Sunday, April 27, 2014

Benji: Songs About the Past

Aside from being an early contender for Album of 2014, Sun Kil Moon's Benji is also a great testament to the power of music as tombstone. There's an awful lot of death strewn throughout these 11 songs, but Mark Kozelek's intention isn't simply to depress us (although goodness knows he manages that anyway) - the songs are written to give meaning to those lost lives, to ensure that the gone aren't forgotten.

Everyone writes songs about the past, but few are as purposeful as the tracks that make up Benji. Take Carissa, for example; the album's opening track is all about the death of Kozelek's second cousin*, and he straight-up tells the listener that he wants "to give her life poetry" and "to make sure her name is known across every city".

As such, this song serves as a record of Carissa's existence, and ensures that this nurse and mother-of-two from Ohio will be remembered. In a similar vein, Truck Driver chronicles the life and times of Kozelek's uncle (Carissa's grandpa), another relative who died in a fire. The song informs us that he "died a respected man", and another dead relative is given some historical significance - how many "redneck" truckers have been immortalised in a song by miserabilist indie royalty?

Elsewhere on the disc, Kozelek pays tribute to his grandmother, his buddy Brett, and numerous other friends, relatives and acquaintances who passed away at one point or another.

But the dearly departed aren't the only stars of Benji. Over the course of the album, we also hear about Kozelek's mum (I Can't Live Without My Mother's Love), Kozelek's dad ( I Love My Dad), and some of Kozelek's lovers (Dogs, in which the singer names the first girl he kissed, the first girl he had sex with, the first two girls he went down on, and so forth ). Oh, and in the album's most heartbreakingly tragic moment, we learn about Jim Wise, a friend of Kozelek Sr. who is under house arrest after mercy-killing his bedridden wife. He tried to kill himself, too, but the gun jammed, he lived, and now he's almost certainly going to jail. It's an exceptionally depressing little ditty, and as such, it's probably the album's best moment:

It reminds me of that one Casiotone for the Painfully Alone I've heard.

On every level, Benji is an album that expertly taps into music's potency as a permanent record. Every song has a different purpose, but whether he's commemorating a dead relative, documenting his feelings about his parents while they're still alive, or - in the case of Jim Wise - simply setting the record straight about a good man who will probably go down in history as a convicted murderer ("Jim Wise killed his wife out of love for her"), Kozelek is always using his lyrics as a means of setting something in stone.

Some of these songs - particularly the ones towards the end of the album - seem to do little more than list things that happened in the past. Dogs is one that I've already mentioned, but I Watched the Film The Song Remains the Same is a more straightforward example. Here are the first few lines of that song:

"I watched the film The Song Remains the Same at the midnight movies when I was a kid, at a Canton, Ohio mall with friends one warm summer weekend."

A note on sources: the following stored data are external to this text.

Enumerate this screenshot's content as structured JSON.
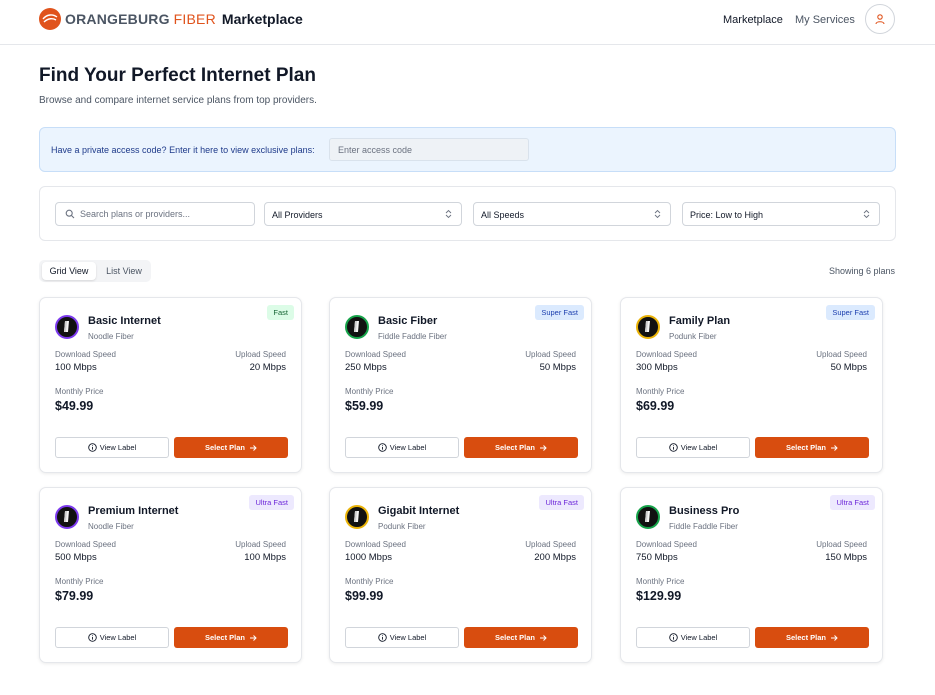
{
  "header": {
    "logo_word1": "ORANGEBURG",
    "logo_word2": "FIBER",
    "logo_word3": "Marketplace",
    "nav_marketplace": "Marketplace",
    "nav_services": "My Services",
    "brand_color": "#e0531c"
  },
  "main": {
    "title": "Find Your Perfect Internet Plan",
    "subtitle": "Browse and compare internet service plans from top providers."
  },
  "access": {
    "label": "Have a private access code? Enter it here to view exclusive plans:",
    "placeholder": "Enter access code"
  },
  "filters": {
    "search_placeholder": "Search plans or providers...",
    "provider": "All Providers",
    "speed": "All Speeds",
    "sort": "Price: Low to High"
  },
  "view": {
    "grid": "Grid View",
    "list": "List View",
    "showing": "Showing 6 plans"
  },
  "card_labels": {
    "download": "Download Speed",
    "upload": "Upload Speed",
    "monthly": "Monthly Price",
    "view_label": "View Label",
    "select": "Select Plan"
  },
  "plans": [
    {
      "name": "Basic Internet",
      "provider": "Noodle Fiber",
      "badge": "Fast",
      "badge_type": "fast",
      "ring": "#7c3aed",
      "download": "100 Mbps",
      "upload": "20 Mbps",
      "price": "$49.99"
    },
    {
      "name": "Basic Fiber",
      "provider": "Fiddle Faddle Fiber",
      "badge": "Super Fast",
      "badge_type": "super",
      "ring": "#16a34a",
      "download": "250 Mbps",
      "upload": "50 Mbps",
      "price": "$59.99"
    },
    {
      "name": "Family Plan",
      "provider": "Podunk Fiber",
      "badge": "Super Fast",
      "badge_type": "super",
      "ring": "#eab308",
      "download": "300 Mbps",
      "upload": "50 Mbps",
      "price": "$69.99"
    },
    {
      "name": "Premium Internet",
      "provider": "Noodle Fiber",
      "badge": "Ultra Fast",
      "badge_type": "ultra",
      "ring": "#7c3aed",
      "download": "500 Mbps",
      "upload": "100 Mbps",
      "price": "$79.99"
    },
    {
      "name": "Gigabit Internet",
      "provider": "Podunk Fiber",
      "badge": "Ultra Fast",
      "badge_type": "ultra",
      "ring": "#eab308",
      "download": "1000 Mbps",
      "upload": "200 Mbps",
      "price": "$99.99"
    },
    {
      "name": "Business Pro",
      "provider": "Fiddle Faddle Fiber",
      "badge": "Ultra Fast",
      "badge_type": "ultra",
      "ring": "#16a34a",
      "download": "750 Mbps",
      "upload": "150 Mbps",
      "price": "$129.99"
    }
  ]
}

This eventually leads into a reflection on how the film seems different now that John Bonham is dead, but the main intention of that verse seems to be nothing more than documenting this past event, making it that little bit more real. Just as photographs give us a connection to past events that would otherwise be intangible, so too do these songs serve as concrete evidence of Mark Kozelek's past.

I'll end by noting that Benji is my favourite album of the year so far, and that you should definitely give it a listen if you haven't already. It's like 2014's equivalent of Last of the Country Gentlemen.

*Although, since Kozelek's uncle was Carissa's grandfather, she's actually his first cousin once removed (I think).